I read the article “How Technology is Closing the Loop on Brand Experience” yesterday and was amazed by how companies successfully connected online activities with offline ones, creating more memorable and unique brand experience.

Original Commercial of "Angel Falling"

"Angel Falling" London Victoria Station

This article summarized some great applications of this notion: first example was the“Lynx Angel Falling Campaign”. The original TV commercial (Video) featuring “falling angels” (beautiful angels actually fall from sky for the ordinary guy using Lynx spray) was followed by the offline interactive activities (Video) in London, Melbourne and other cities. Those activities took place in big public arenas like train station or city square, where had big TV screens. People were exhilarated to see and interact with the animated angels (the same character from the original TV commercial) controlled by a computer technician hidden in the crowd. The surprise and excitement left vivid impression in audience’s mind.

The second example was Asics’s sponsorship to New York Marathon 2010. Asics started “Support Your Marathoner” campaign (video), which invited marathoners’ families and friends to record and send supporting videos/pictures. On the race day, the videos/pictures were broadcasted on the big screen once the contestants’ RPID tags were identified at certain points in the track.

The similar integration of online and offline promotions is a trend now. Two particular insights inspired by this article are: 1) the integration is an effective way to make your communication message unique and strong. Consider the Lynx example, the follow-up offline activities not only lead to additional attention for the original commercials, but also enrich the emotion that evoked by the overall brand communication experience. I believe both the scope and quality of the marketing communication was improved; 2) the creative integration enabled by latest technology is not the end of the job. Although the Asics campaign was beautifully designed and executed, the management team seemed to neglect two things: one is the actual exposure of Asics brand image in the co-branding campaign with New York Marathon, the other is how to amplify the initial publicities generated through the campaign and turn it into something with further impact.

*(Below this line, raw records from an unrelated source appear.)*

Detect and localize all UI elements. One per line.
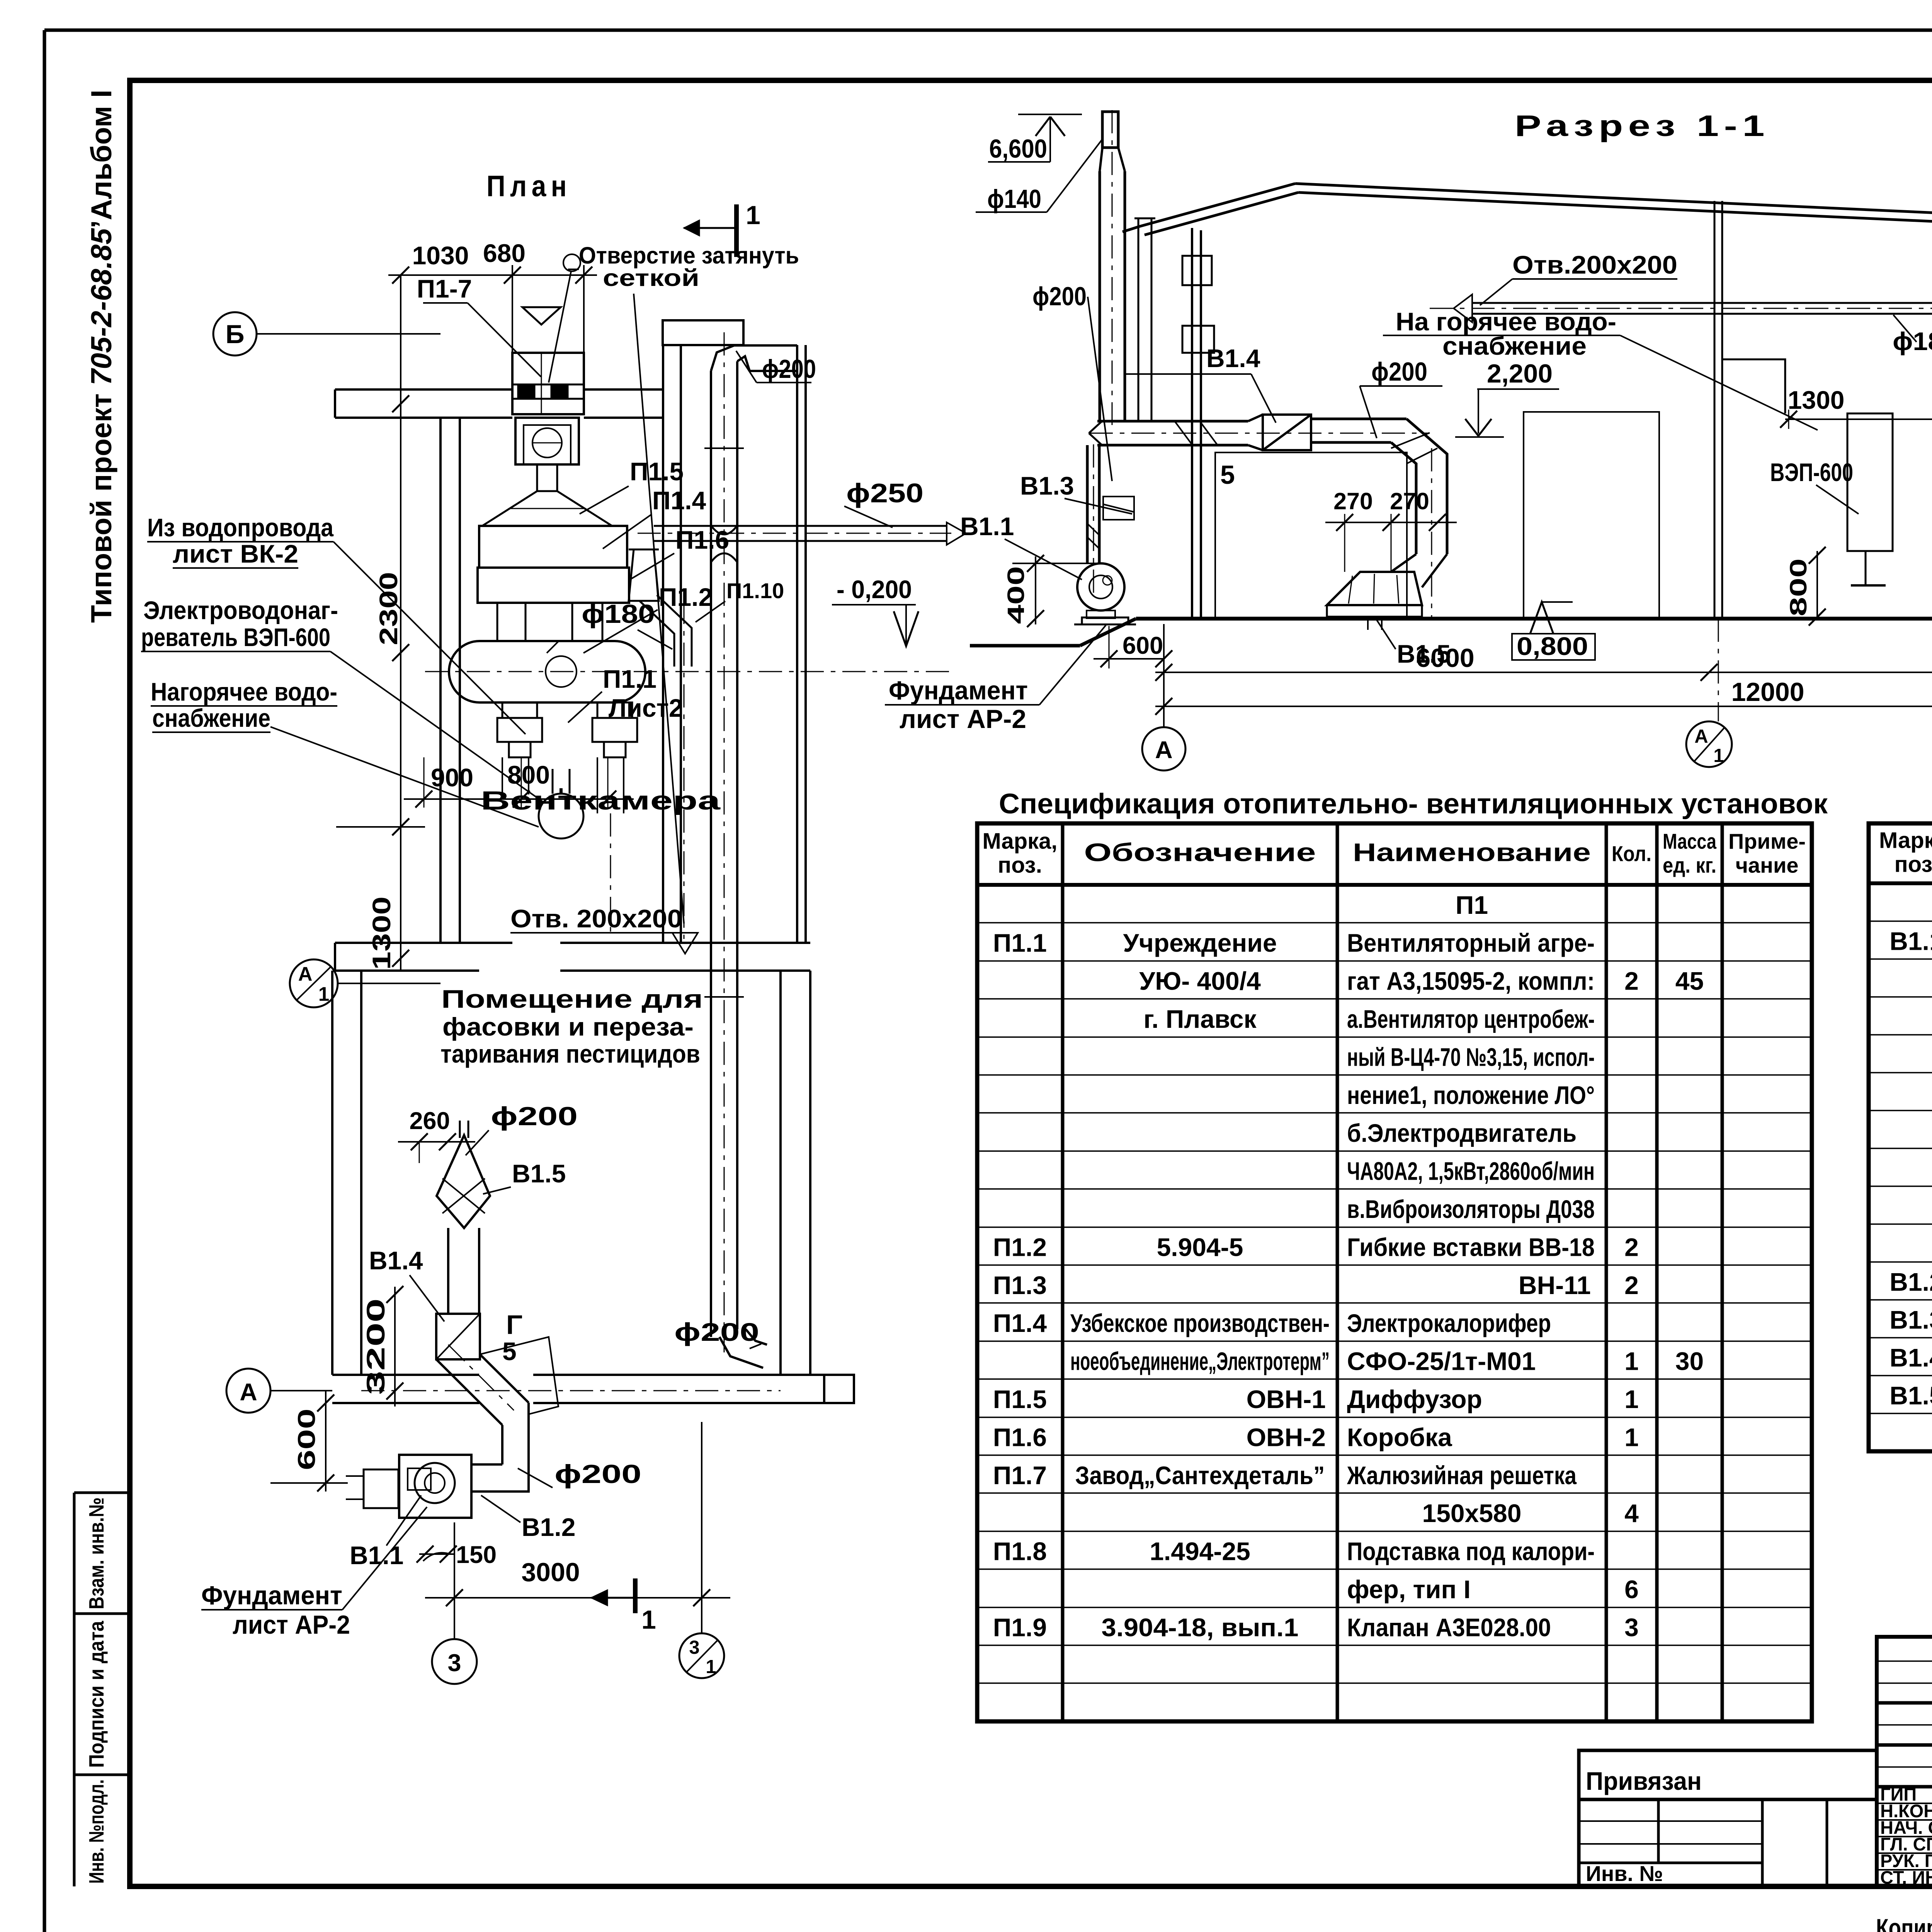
plan pipe Ф250 (horizontal) (638, 522, 966, 545)
plan section mark 1 (top) (684, 201, 760, 257)
svg-text:Подставка под калори-: Подставка под калори- (1347, 1537, 1595, 1566)
svg-text:Фундамент: Фундамент (889, 676, 1028, 705)
plan left notes: Из водопровода лист ВК-2 (147, 513, 526, 734)
svg-text:В1.2: В1.2 (522, 1513, 575, 1541)
svg-text:Спецификация отопительно- вент: Спецификация отопительно- вентиляционных… (999, 788, 1828, 820)
plan air heater П1.4 (479, 526, 627, 568)
svg-text:2: 2 (1624, 1271, 1639, 1299)
svg-text:лист АР-2: лист АР-2 (900, 704, 1026, 734)
svg-text:1: 1 (706, 1656, 716, 1677)
svg-text:2: 2 (1624, 967, 1639, 995)
svg-text:В1.3: В1.3 (1020, 471, 1074, 500)
plan axis circle 3 (432, 1639, 477, 1684)
left specification table (977, 823, 1812, 1721)
svg-text:3200: 3200 (361, 1298, 390, 1395)
svg-text:В1.4: В1.4 (1889, 1343, 1932, 1372)
section label Ф200 (duct) with leader (1360, 357, 1442, 438)
svg-text:снабжение: снабжение (152, 704, 270, 732)
section fan В1.1 (scroll) (1074, 563, 1136, 624)
section level mark 0,800 (1512, 602, 1595, 660)
plan lower room left wall (332, 971, 361, 1375)
svg-text:П1: П1 (1456, 891, 1488, 919)
svg-text:П1.4: П1.4 (993, 1309, 1047, 1337)
svg-text:П1.6: П1.6 (993, 1423, 1047, 1451)
plan axis circle А (226, 1369, 781, 1413)
svg-text:260: 260 (409, 1107, 450, 1134)
plan wall on axis А/1 (335, 943, 810, 971)
section opening label Отв.200х200 (1480, 250, 1677, 305)
svg-text:Жалюзийная решетка: Жалюзийная решетка (1347, 1461, 1577, 1490)
title block: signature table (1877, 1637, 1932, 1886)
svg-text:лист АР-2: лист АР-2 (233, 1610, 350, 1639)
svg-text:В1.3: В1.3 (1889, 1305, 1932, 1334)
svg-text:П1.3: П1.3 (993, 1271, 1047, 1299)
svg-text:6: 6 (1624, 1575, 1639, 1604)
svg-text:П1.5: П1.5 (630, 457, 684, 486)
svg-text:Электроводонаг-: Электроводонаг- (143, 596, 338, 624)
svg-text:ед. кг.: ед. кг. (1663, 853, 1716, 878)
svg-text:Инв. №: Инв. № (1586, 1861, 1663, 1886)
svg-text:П1.4: П1.4 (652, 486, 706, 515)
section labels В1.1 В1.3 with leaders (960, 471, 1132, 580)
section axis circle А/1 (1686, 721, 1732, 767)
plan duct Ф180 (diagonal drop) (629, 549, 692, 939)
svg-text:чание: чание (1735, 853, 1798, 878)
section water heater ВЭП-600 (1770, 413, 1893, 585)
svg-text:150: 150 (456, 1541, 497, 1568)
plan labels П1.5 П1.4 П1.6 П1.2 П1.10 with leaders (547, 457, 784, 653)
svg-text:150х580: 150х580 (1422, 1499, 1522, 1527)
svg-text:ϕ200: ϕ200 (1371, 357, 1427, 386)
plan dimension 150 (417, 1541, 497, 1568)
svg-text:2300: 2300 (374, 572, 403, 645)
plan left notes: Электроводонагреватель ВЭП-600 (141, 596, 543, 802)
plan dimension 3200 (vertical) (361, 1286, 403, 1406)
svg-text:реватель ВЭП-600: реватель ВЭП-600 (141, 623, 330, 651)
plan label В1.2 with leader (481, 1495, 575, 1541)
svg-text:Помещение для: Помещение для (441, 985, 703, 1013)
svg-text:600: 600 (293, 1408, 320, 1470)
svg-text:- 0,200: - 0,200 (837, 575, 912, 604)
svg-text:Типовой проект 705-2-68.85’А: Типовой проект 705-2-68.85’Альбом I (85, 90, 117, 623)
section dimension 800 (heater) (1785, 547, 1826, 626)
svg-text:Кол.: Кол. (1612, 842, 1651, 866)
svg-text:Масса: Масса (1663, 829, 1717, 854)
svg-text:В1.5: В1.5 (512, 1159, 566, 1188)
section valve В1.4 (hatched) (1248, 415, 1311, 450)
svg-text:1: 1 (746, 201, 760, 230)
section ground line left (-0.200) (970, 619, 1136, 646)
svg-text:В1.4: В1.4 (369, 1246, 423, 1275)
svg-text:400: 400 (1003, 566, 1029, 624)
svg-text:Привязан: Привязан (1586, 1767, 1702, 1795)
plan section mark 1 (bottom) (591, 1578, 656, 1634)
plan wall on axis А (332, 1375, 824, 1403)
svg-text:ϕ180: ϕ180 (1893, 327, 1932, 355)
svg-text:В1.1: В1.1 (1889, 927, 1932, 955)
section note На горячее водоснабжение (1383, 307, 1818, 430)
section discharge stack (second riser) (1134, 218, 1155, 421)
svg-text:П1.2: П1.2 (993, 1233, 1047, 1261)
svg-text:900: 900 (431, 763, 473, 792)
section elevation mark -0,200 (832, 575, 918, 646)
title block signatures text (1880, 1784, 1932, 1888)
svg-text:800: 800 (1785, 558, 1811, 616)
svg-text:3: 3 (689, 1637, 699, 1658)
svg-text:270: 270 (1333, 488, 1373, 514)
plan left wall of vent chamber (440, 418, 460, 943)
svg-text:Фундамент: Фундамент (201, 1581, 342, 1610)
svg-text:5.904-5: 5.904-5 (1157, 1233, 1243, 1261)
section floor line 0.000 (1136, 617, 1932, 621)
section axis circle А (1142, 727, 1185, 770)
svg-text:СТ. ИНЖ: СТ. ИНЖ (1880, 1867, 1932, 1888)
svg-text:А: А (240, 1379, 257, 1406)
section label Ф140 (976, 139, 1102, 214)
section horizontal duct to В1.4 (1089, 421, 1430, 445)
svg-text:фер, тип I: фер, тип I (1347, 1575, 1471, 1604)
svg-text:0,800: 0,800 (1517, 632, 1588, 660)
svg-text:поз.: поз. (998, 853, 1042, 878)
svg-text:Клапан А3Е028.00: Клапан А3Е028.00 (1347, 1613, 1551, 1641)
svg-text:1300: 1300 (367, 896, 396, 970)
plan diffuser П1.5 (trapezoid) (482, 464, 612, 526)
plan roof shaft with grille П1-7 (512, 353, 584, 414)
svg-text:Марка,: Марка, (1879, 828, 1932, 853)
svg-text:Нагорячее водо-: Нагорячее водо- (151, 677, 337, 706)
svg-text:680: 680 (483, 239, 526, 267)
svg-text:ϕ140: ϕ140 (987, 184, 1041, 214)
svg-text:Диффузор: Диффузор (1347, 1385, 1482, 1413)
svg-text:П1.7: П1.7 (993, 1461, 1047, 1490)
svg-text:А: А (298, 963, 313, 985)
svg-text:г. Плавск: г. Плавск (1143, 1005, 1257, 1033)
svg-text:ЧА80А2, 1,5кВт,2860об/мин: ЧА80А2, 1,5кВт,2860об/мин (1347, 1157, 1595, 1185)
plan dimension 900 / 800 (404, 757, 634, 808)
svg-text:УЮ- 400/4: УЮ- 400/4 (1139, 967, 1261, 995)
plan label В1.1 with leader (350, 1495, 421, 1570)
svg-text:1: 1 (1624, 1423, 1639, 1451)
plan top dimension 1030 / 680 (388, 239, 597, 723)
plan dimension 600 (vertical) (270, 1391, 348, 1492)
svg-text:600: 600 (1122, 632, 1163, 659)
svg-text:1: 1 (1624, 1385, 1639, 1413)
plan duct bottom elbow (Г) (506, 1310, 854, 1403)
plan duct elbow to fan В1.1 (471, 1403, 529, 1492)
plan pipes below collector (502, 757, 624, 937)
svg-text:Вентиляторный агре-: Вентиляторный агре- (1347, 929, 1595, 957)
plan wall on axis Б (335, 320, 743, 943)
svg-text:30: 30 (1675, 1347, 1704, 1376)
section pipe to heater (1722, 359, 1785, 413)
section label Ф200 (chimney) (1032, 282, 1112, 481)
svg-text:45: 45 (1675, 967, 1704, 995)
svg-text:270: 270 (1390, 488, 1429, 514)
svg-text:Коробка: Коробка (1347, 1423, 1452, 1451)
svg-text:Наименование: Наименование (1353, 838, 1591, 867)
svg-text:Приме-: Приме- (1728, 829, 1806, 854)
svg-text:нение1, положение ЛО°: нение1, положение ЛО° (1347, 1081, 1595, 1109)
svg-text:Инв. №подл.: Инв. №подл. (85, 1779, 108, 1884)
plan label Ф200 at filter (466, 1102, 578, 1155)
plan label В1.5 with leader (483, 1159, 566, 1194)
plan opening label Отв. 200х200 with triangle (510, 904, 698, 954)
axis circle А/1 (plan) (290, 959, 440, 1007)
svg-text:б.Электродвигатель: б.Электродвигатель (1347, 1119, 1577, 1147)
svg-text:Обозначение: Обозначение (1084, 838, 1316, 867)
svg-text:Из водопровода: Из водопровода (147, 513, 334, 542)
plan labels П1.1 / Лист2 (568, 665, 683, 723)
svg-text:П1.8: П1.8 (993, 1537, 1047, 1566)
svg-text:Разрез 1-1: Разрез 1-1 (1515, 109, 1770, 143)
plan diagonal duct with zone box 5 (436, 1337, 558, 1425)
svg-text:Подписи и дата: Подписи и дата (85, 1621, 108, 1768)
plan bolted branch connections (497, 702, 637, 757)
section elevation 6,600 (988, 114, 1082, 163)
svg-text:Марка,: Марка, (982, 829, 1057, 854)
svg-text:таривания пестицидов: таривания пестицидов (440, 1039, 700, 1068)
svg-text:фасовки и переза-: фасовки и переза- (442, 1012, 694, 1041)
svg-text:ноеобъединение„Электротерм”: ноеобъединение„Электротерм” (1070, 1347, 1330, 1376)
plan room label Помещение для фасовки и перезатаривания пестицидов (440, 985, 703, 1068)
svg-text:А: А (1155, 736, 1173, 764)
plan right wall of vent chamber (797, 345, 806, 943)
svg-text:ϕ200: ϕ200 (491, 1102, 578, 1131)
svg-text:сеткой: сеткой (603, 265, 699, 291)
section note Фундамент лист АР-2 (885, 625, 1106, 734)
svg-text:В1.4: В1.4 (1206, 344, 1260, 372)
svg-text:П1.1: П1.1 (603, 665, 656, 693)
section chimney (В1 exhaust stack) (1087, 110, 1125, 597)
svg-text:1030: 1030 (412, 241, 469, 270)
svg-text:Гибкие вставки ВВ-18: Гибкие вставки ВВ-18 (1347, 1233, 1595, 1261)
plan axis circle 3/1 (679, 1633, 724, 1678)
svg-text:6000: 6000 (1416, 643, 1474, 673)
svg-text:4: 4 (1624, 1499, 1639, 1527)
plan heater symbol (водонагреватель) (539, 769, 583, 838)
svg-text:1: 1 (318, 983, 329, 1005)
section duct Ф200 after valve with elbow down (1311, 419, 1447, 618)
svg-text:Отв. 200х200: Отв. 200х200 (510, 904, 682, 933)
svg-text:Завод„Сантехдеталь”: Завод„Сантехдеталь” (1075, 1461, 1325, 1490)
svg-text:3: 3 (1624, 1613, 1639, 1641)
svg-text:П1.6: П1.6 (675, 526, 729, 554)
plan label П1-7 with leader (417, 274, 541, 377)
svg-text:ный В-Ц4-70 №3,15, испол-: ный В-Ц4-70 №3,15, испол- (1347, 1043, 1595, 1071)
svg-text:1.494-25: 1.494-25 (1150, 1537, 1250, 1566)
section dimension 600 (1094, 626, 1172, 668)
svg-text:2: 2 (1624, 1233, 1639, 1261)
section dimension 400 (fan) (1003, 555, 1105, 627)
svg-text:ОВН-1: ОВН-1 (1247, 1385, 1326, 1413)
svg-text:ОВН-2: ОВН-2 (1247, 1423, 1326, 1451)
plan label Ф180 with leader (582, 599, 672, 649)
plan label Отверстие затянуть сеткой (549, 242, 799, 923)
svg-text:ϕ200: ϕ200 (554, 1459, 641, 1489)
svg-text:А: А (1694, 726, 1708, 747)
section label В1.5 with leader (1376, 618, 1451, 668)
svg-text:в.Виброизоляторы Д038: в.Виброизоляторы Д038 (1347, 1195, 1595, 1223)
section equipment outline with mark 5 (1215, 452, 1407, 619)
section pipe Ф180 under roof (1430, 294, 1932, 322)
svg-text:П1.9: П1.9 (993, 1613, 1047, 1641)
right specification table (1869, 823, 1932, 1451)
svg-text:ϕ200: ϕ200 (674, 1318, 759, 1346)
binding box Привязан (1579, 1750, 1877, 1799)
svg-text:ВН-11: ВН-11 (1519, 1271, 1591, 1299)
svg-text:П1.5: П1.5 (993, 1385, 1047, 1413)
svg-text:1: 1 (1713, 745, 1724, 766)
svg-text:лист ВК-2: лист ВК-2 (173, 539, 298, 568)
svg-text:Взам. инв.№: Взам. инв.№ (85, 1497, 108, 1609)
svg-text:а.Вентилятор центробеж-: а.Вентилятор центробеж- (1347, 1005, 1595, 1033)
plan label Ф200 at duct bend (518, 1459, 641, 1489)
svg-text:3: 3 (447, 1650, 461, 1677)
plan fan В1.1 unit (346, 1455, 471, 1518)
svg-text:П1-7: П1-7 (417, 274, 472, 303)
svg-text:Электрокалорифер: Электрокалорифер (1347, 1309, 1551, 1337)
svg-text:П1.1: П1.1 (993, 929, 1047, 957)
plan label Ф250 with leader (844, 478, 923, 527)
svg-text:2,200: 2,200 (1487, 359, 1553, 388)
plan filter В1.5 (cone) (437, 1121, 490, 1228)
svg-text:В1.2: В1.2 (1889, 1267, 1932, 1296)
svg-text:5: 5 (1220, 460, 1235, 490)
section label Ф180 with leader (1893, 315, 1932, 355)
plan lower room right wall (781, 971, 810, 1375)
plan vent duct Ф200 (right vertical run) (704, 332, 797, 1352)
lower-left title grid with Инв. № (1579, 1799, 1877, 1886)
section dimension 270 270 (1325, 488, 1457, 572)
plan dimension 3000 (425, 1422, 730, 1638)
section filter В1.5 (hood) (1327, 554, 1447, 630)
section storage block (1524, 412, 1659, 619)
svg-text:ϕ200: ϕ200 (762, 354, 816, 384)
svg-text:Лист2: Лист2 (609, 694, 683, 722)
svg-text:Копировал Лукьянова: Копировал Лукьянова (1876, 1913, 1932, 1932)
plan valve В1.4 (hatched box) with label (369, 1246, 480, 1359)
plan unit legs (497, 603, 602, 641)
plan label Ф200 (top right) with leader (736, 351, 816, 384)
svg-text:План: План (486, 170, 571, 203)
svg-text:1: 1 (1624, 1347, 1639, 1376)
svg-text:ϕ180: ϕ180 (582, 599, 655, 629)
plan exhaust shaft triangle marker (522, 307, 561, 325)
svg-text:ϕ200: ϕ200 (1032, 282, 1087, 311)
section flex В1.3 on riser (1103, 497, 1134, 520)
svg-text:В1.5: В1.5 (1889, 1381, 1932, 1410)
plan left notes: Нагорячее водоснабжение (151, 677, 539, 827)
svg-text:Отв.200х200: Отв.200х200 (1512, 250, 1677, 279)
svg-text:3.904-18, вып.1: 3.904-18, вып.1 (1102, 1613, 1299, 1641)
svg-text:5: 5 (502, 1337, 517, 1366)
svg-text:ϕ250: ϕ250 (846, 478, 923, 508)
svg-text:Узбекское производствен-: Узбекское производствен- (1070, 1309, 1330, 1337)
left margin stamp column (Взам.инв.№ / Подпись и дата / Инв.№ подл.) (74, 1493, 130, 1886)
svg-text:3000: 3000 (521, 1558, 580, 1587)
plan collector П1.2 (oval) (425, 641, 951, 702)
svg-text:П1.10: П1.10 (726, 578, 784, 603)
plan supply unit stack: box П1.6 with damper (515, 418, 579, 464)
svg-text:П1.2: П1.2 (659, 583, 713, 611)
section interior line А/1 (1714, 201, 1722, 721)
section dimension 12000 (1155, 624, 1932, 727)
svg-text:поз.: поз. (1895, 852, 1932, 877)
plan box П1.6 lower (478, 568, 629, 603)
section building roof (1122, 184, 1932, 237)
section dimension 1300 (1780, 386, 1932, 429)
svg-text:12000: 12000 (1731, 677, 1804, 707)
plan dimension 1300 (vertical) (336, 723, 425, 970)
svg-text:Венткамера: Венткамера (481, 786, 721, 815)
plan duct down from filter (448, 1228, 479, 1314)
section wall on axis А (1182, 228, 1214, 619)
svg-text:Б: Б (226, 320, 245, 349)
section label В1.4 with leader (1124, 344, 1276, 423)
svg-text:гат А3,15095-2, компл:: гат А3,15095-2, компл: (1347, 967, 1595, 995)
svg-text:ВЭП-600: ВЭП-600 (1770, 458, 1853, 486)
svg-text:В1.1: В1.1 (960, 512, 1014, 541)
svg-text:1300: 1300 (1788, 386, 1845, 414)
svg-text:6,600: 6,600 (989, 134, 1047, 163)
plan note Фундамент лист АР-2 (bottom) (201, 1507, 427, 1639)
section level mark 2,200 (1455, 359, 1559, 437)
svg-text:1: 1 (641, 1605, 656, 1634)
svg-text:Γ: Γ (506, 1310, 522, 1340)
svg-text:Учреждение: Учреждение (1123, 929, 1277, 957)
axis circle Б (plan) (213, 312, 440, 661)
plan dimension 260 (398, 1107, 475, 1163)
svg-text:СФО-25/1т-М01: СФО-25/1т-М01 (1347, 1347, 1536, 1376)
section dimensions 6000 6000 (1155, 643, 1932, 681)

Many companies are confused about how to utilize new technology to make their brand image special. But what I often see is the commoditization of traditional communication practices or low-involvement/no-focus E-promotions. Meanwhile, consumers are avoiding marketing messages and taking more control of communication. This article therefore is a great inspiration in this perspective, providing something companies can start experimenting in order to get an edge in brand building.